Action wheel body is loaded by a direction,

Planetary gears has: a mutually rotatable side and the rotating member of the opposing party; Be arranged on the sun gear on clutch mechanism; Be arranged on the internal-gear on the rotating member of a side; With on the rotating member being arranged on the opposing party, the planetary pinion engaged with sun gear and internal-gear,

The rotating member of one side of stopping solid of rotation and planetary gears links, rotatable,

Stopping lever arranging the first engaging portion,

Stopping solid of rotation arranging the second engaging portion,

Stopping lever, removes position to the first engaging portion and the locking stop position of the second engaging portion and the first engaging portion from the stopping that the second engaging portion departs from and swings freely, and removes position by charging assembly to stopping and loading,

Driving mechanism has: the input side rotating member having possessed sun gear; Possesses the middle rotating member of internal-gear; With possessed the planetary outlet side rotating member engaged with sun gear and internal-gear,

Driving rotating bodies and the interlock of input side rotating member, rotatable,

Stopping lever and outlet side rotating member link, and swing freely,

When driving rotating bodies stopped from the state rotated, rotated by inertial force by middle rotating member, outlet side rotating member rotates, and swings so that stopping lever removing position from stop position to stopping.
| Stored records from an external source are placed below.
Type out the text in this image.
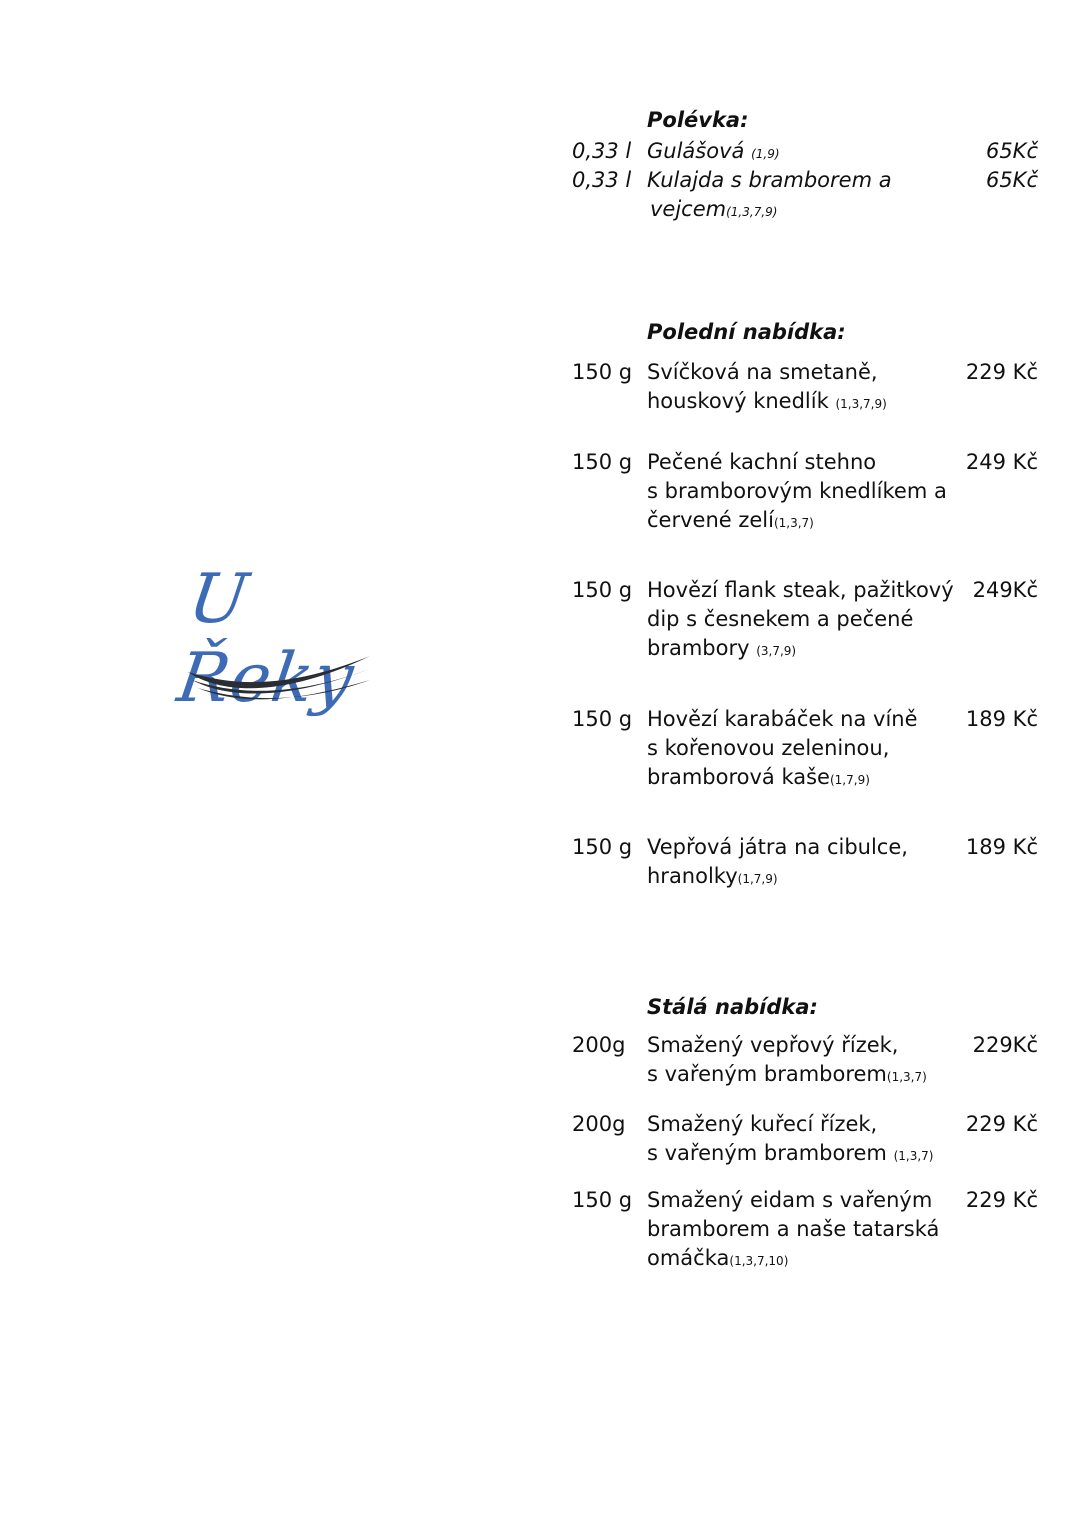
U Řeky
Polévka:
0,33 l Gulášová (1,9)	65Kč
0,33 l Kulajda s bramborem a
vejcem(1,3,7,9)
65Kč
Polední nabídka:
150 g Svíčková na smetaně,
houskový knedlík (1,3,7,9)
229 Kč
150 g Pečené kachní stehno
s bramborovým knedlíkem a
červené zelí(1,3,7)
249 Kč
150 g Hovězí flank steak, pažitkový
dip s česnekem a pečené
brambory (3,7,9)
249Kč
150 g Hovězí karabáček na víně
s kořenovou zeleninou,
bramborová kaše(1,7,9)
189 Kč
150 g Vepřová játra na cibulce,
hranolky(1,7,9)
189 Kč
Stálá nabídka:
200g Smažený vepřový řízek,
s vařeným bramborem(1,3,7)
229Kč
200g Smažený kuřecí řízek,
s vařeným bramborem (1,3,7)
229 Kč
150 g Smažený eidam s vařeným
bramborem a naše tatarská
omáčka(1,3,7,10)
229 Kč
2. motor type actuator according to claim 1, is characterized in that, if driving rotating bodies rotates, then input side rotating member rotates to a direction, links with input side rotating member, and middle rotating member rotates to other direction, and outlet side rotating member rotates to a direction

Link with the rotation to a direction of outlet side rotating member, stopping lever swinging to stop position with revolting loading force, first engaging portion engages with the second engaging portion, the rotation of the rotating member of the rotation of stopping solid of rotation and a side of planetary gears is prevented from, thus, the rotary driving force of drive unit transmits to action wheel body through clutch mechanism and planetary gears, and action wheel body resistance loading force ground rotates to other direction

If the rotation of driving rotating bodies stops, then the rotation of input side rotating member stops, and on the other hand, middle rotating member is rotated to other direction by inertial force, links with middle rotating member, and outlet side rotating member rotates to other direction,

To link with outlet side rotating member and by the loading force of charging assembly, stopping lever being removed position from stop position to stopping and being swung, first engaging portion departs from from the second engaging portion, allow the rotation of the rotating member of the rotation of stopping solid of rotation and a side of planetary gears, action wheel body is rotated to a direction by loading force.

3. motor type actuator according to claim 1 and 2, is characterized in that, is provided with the first rotatable middle solid of rotation engaged with driving rotating bodies and input side rotating member; And the second rotatable middle solid of rotation to engage with outlet side rotating member and stopping lever.

4. the motor type actuator according to any one in claims 1 to 3, it is characterized in that, be provided with speed governing solid of rotation, the rotating member of one side of this speed governing solid of rotation and stopping solid of rotation and planetary gears engages, and regulates the rotational speed of the rotating member of a side.